Another benefit is the query is simplyer to write !
What the DB does internally with the second query is practically the same as what you explicitly tell it to do with the first. There should be no difference in the execution plan and thus in the time the query takes. Taking this into account, clearly using the second query is better:
it's much more flexible, when there are more values of Tecla you
don't need to change your query
it's easier to understand. If you have a lot of values for Tecla
it'll be harder to read the first query and realize it just counts
distinct values
it's smaller - you're sending less information to the DB server and it will probably parse the query faster, which is the only performance difference I see in this queries. This makes a difference, albeit small
Either one is going to have to read all rows from Resposta, so for any reasonably sized table, I'd expect the I/O cost to dominate - giving approximately the same overall runtime.
I'd generally use:
Select
Tecla,
Count(*)
From Resposta
Group By Tecla
If there's a reasonable chance that the range of Tecla values will change in the future.
In my opinion GROUP BY statement will always be faster than SUM(CASE WHEN ...) because in your example for SUM ... there would be 5 different calculations while when using GROUP BY, DB will simply sort and calculate.
Imagine, you have a bag with different coins and you need to know, how much of earch type of coins do you have. You can do it this ways:
The SUM(CASE WHEN ...) way would be to compare each coin with predefined sample coins and do the math for each sample (add 1 or 0);
The GROUP BY way would be to sort coins by their types and then count earch group.
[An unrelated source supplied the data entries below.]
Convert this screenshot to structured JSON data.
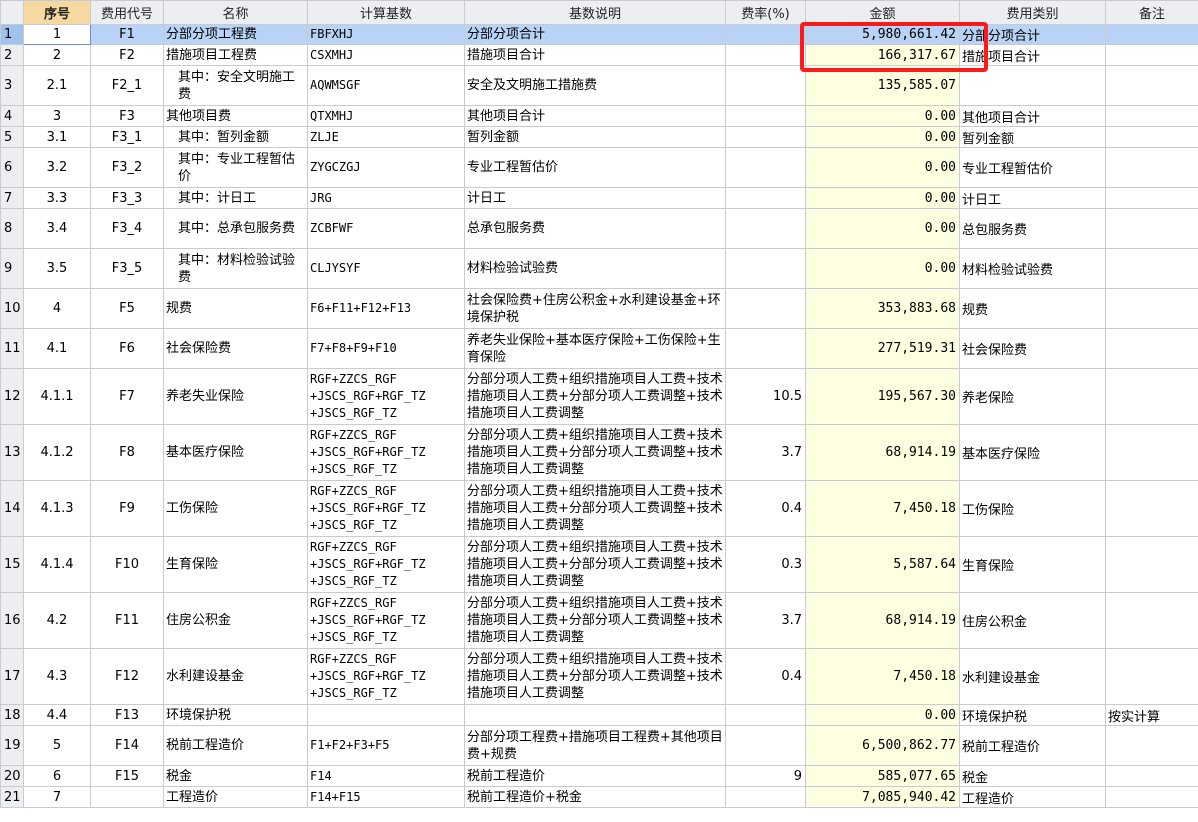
{
  "columns": {
    "row_num": "",
    "seq": "序号",
    "code": "费用代号",
    "name": "名称",
    "base": "计算基数",
    "base_desc": "基数说明",
    "rate": "费率(%)",
    "amount": "金额",
    "category": "费用类别",
    "note": "备注"
  },
  "colors": {
    "selected_row": "#b8d3f5",
    "amount_column": "#fefee0",
    "highlight_box": "#ff1a1a",
    "seq_header": "#f5d9a0"
  },
  "rows": [
    {
      "n": "1",
      "seq": "1",
      "code": "F1",
      "name": "分部分项工程费",
      "base": "FBFXHJ",
      "desc": "分部分项合计",
      "rate": "",
      "amount": "5,980,661.42",
      "cat": "分部分项合计",
      "note": ""
    },
    {
      "n": "2",
      "seq": "2",
      "code": "F2",
      "name": "措施项目工程费",
      "base": "CSXMHJ",
      "desc": "措施项目合计",
      "rate": "",
      "amount": "166,317.67",
      "cat": "措施项目合计",
      "note": ""
    },
    {
      "n": "3",
      "seq": "2.1",
      "code": "F2_1",
      "name": "其中：安全文明施工费",
      "base": "AQWMSGF",
      "desc": "安全及文明施工措施费",
      "rate": "",
      "amount": "135,585.07",
      "cat": "",
      "note": ""
    },
    {
      "n": "4",
      "seq": "3",
      "code": "F3",
      "name": "其他项目费",
      "base": "QTXMHJ",
      "desc": "其他项目合计",
      "rate": "",
      "amount": "0.00",
      "cat": "其他项目合计",
      "note": ""
    },
    {
      "n": "5",
      "seq": "3.1",
      "code": "F3_1",
      "name": "其中：暂列金额",
      "base": "ZLJE",
      "desc": "暂列金额",
      "rate": "",
      "amount": "0.00",
      "cat": "暂列金额",
      "note": ""
    },
    {
      "n": "6",
      "seq": "3.2",
      "code": "F3_2",
      "name": "其中：专业工程暂估价",
      "base": "ZYGCZGJ",
      "desc": "专业工程暂估价",
      "rate": "",
      "amount": "0.00",
      "cat": "专业工程暂估价",
      "note": ""
    },
    {
      "n": "7",
      "seq": "3.3",
      "code": "F3_3",
      "name": "其中：计日工",
      "base": "JRG",
      "desc": "计日工",
      "rate": "",
      "amount": "0.00",
      "cat": "计日工",
      "note": ""
    },
    {
      "n": "8",
      "seq": "3.4",
      "code": "F3_4",
      "name": "其中：总承包服务费",
      "base": "ZCBFWF",
      "desc": "总承包服务费",
      "rate": "",
      "amount": "0.00",
      "cat": "总包服务费",
      "note": ""
    },
    {
      "n": "9",
      "seq": "3.5",
      "code": "F3_5",
      "name": "其中：材料检验试验费",
      "base": "CLJYSYF",
      "desc": "材料检验试验费",
      "rate": "",
      "amount": "0.00",
      "cat": "材料检验试验费",
      "note": ""
    },
    {
      "n": "10",
      "seq": "4",
      "code": "F5",
      "name": "规费",
      "base": "F6+F11+F12+F13",
      "desc": "社会保险费+住房公积金+水利建设基金+环境保护税",
      "rate": "",
      "amount": "353,883.68",
      "cat": "规费",
      "note": ""
    },
    {
      "n": "11",
      "seq": "4.1",
      "code": "F6",
      "name": "社会保险费",
      "base": "F7+F8+F9+F10",
      "desc": "养老失业保险+基本医疗保险+工伤保险+生育保险",
      "rate": "",
      "amount": "277,519.31",
      "cat": "社会保险费",
      "note": ""
    },
    {
      "n": "12",
      "seq": "4.1.1",
      "code": "F7",
      "name": "养老失业保险",
      "base": "RGF+ZZCS_RGF +JSCS_RGF+RGF_TZ +JSCS_RGF_TZ",
      "desc": "分部分项人工费+组织措施项目人工费+技术措施项目人工费+分部分项人工费调整+技术措施项目人工费调整",
      "rate": "10.5",
      "amount": "195,567.30",
      "cat": "养老保险",
      "note": ""
    },
    {
      "n": "13",
      "seq": "4.1.2",
      "code": "F8",
      "name": "基本医疗保险",
      "base": "RGF+ZZCS_RGF +JSCS_RGF+RGF_TZ +JSCS_RGF_TZ",
      "desc": "分部分项人工费+组织措施项目人工费+技术措施项目人工费+分部分项人工费调整+技术措施项目人工费调整",
      "rate": "3.7",
      "amount": "68,914.19",
      "cat": "基本医疗保险",
      "note": ""
    },
    {
      "n": "14",
      "seq": "4.1.3",
      "code": "F9",
      "name": "工伤保险",
      "base": "RGF+ZZCS_RGF +JSCS_RGF+RGF_TZ +JSCS_RGF_TZ",
      "desc": "分部分项人工费+组织措施项目人工费+技术措施项目人工费+分部分项人工费调整+技术措施项目人工费调整",
      "rate": "0.4",
      "amount": "7,450.18",
      "cat": "工伤保险",
      "note": ""
    },
    {
      "n": "15",
      "seq": "4.1.4",
      "code": "F10",
      "name": "生育保险",
      "base": "RGF+ZZCS_RGF +JSCS_RGF+RGF_TZ +JSCS_RGF_TZ",
      "desc": "分部分项人工费+组织措施项目人工费+技术措施项目人工费+分部分项人工费调整+技术措施项目人工费调整",
      "rate": "0.3",
      "amount": "5,587.64",
      "cat": "生育保险",
      "note": ""
    },
    {
      "n": "16",
      "seq": "4.2",
      "code": "F11",
      "name": "住房公积金",
      "base": "RGF+ZZCS_RGF +JSCS_RGF+RGF_TZ +JSCS_RGF_TZ",
      "desc": "分部分项人工费+组织措施项目人工费+技术措施项目人工费+分部分项人工费调整+技术措施项目人工费调整",
      "rate": "3.7",
      "amount": "68,914.19",
      "cat": "住房公积金",
      "note": ""
    },
    {
      "n": "17",
      "seq": "4.3",
      "code": "F12",
      "name": "水利建设基金",
      "base": "RGF+ZZCS_RGF +JSCS_RGF+RGF_TZ +JSCS_RGF_TZ",
      "desc": "分部分项人工费+组织措施项目人工费+技术措施项目人工费+分部分项人工费调整+技术措施项目人工费调整",
      "rate": "0.4",
      "amount": "7,450.18",
      "cat": "水利建设基金",
      "note": ""
    },
    {
      "n": "18",
      "seq": "4.4",
      "code": "F13",
      "name": "环境保护税",
      "base": "",
      "desc": "",
      "rate": "",
      "amount": "0.00",
      "cat": "环境保护税",
      "note": "按实计算"
    },
    {
      "n": "19",
      "seq": "5",
      "code": "F14",
      "name": "税前工程造价",
      "base": "F1+F2+F3+F5",
      "desc": "分部分项工程费+措施项目工程费+其他项目费+规费",
      "rate": "",
      "amount": "6,500,862.77",
      "cat": "税前工程造价",
      "note": ""
    },
    {
      "n": "20",
      "seq": "6",
      "code": "F15",
      "name": "税金",
      "base": "F14",
      "desc": "税前工程造价",
      "rate": "9",
      "amount": "585,077.65",
      "cat": "税金",
      "note": ""
    },
    {
      "n": "21",
      "seq": "7",
      "code": "",
      "name": "工程造价",
      "base": "F14+F15",
      "desc": "税前工程造价+税金",
      "rate": "",
      "amount": "7,085,940.42",
      "cat": "工程造价",
      "note": ""
    }
  ]
}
Which method would you prefer?
To fairly compete with count(*), Your first SQL should probably be:
Select
Sum(Case When Resposta.Tecla >= 1 AND Resposta.Tecla <=5 Then 1 Else 0 End) Valor
From Resposta
And to answer your question, I'm not noticing a difference at all in speed between SUM CASE WHEN and COUNT. I'm querying over 250,000 rows in POSTGRESQL.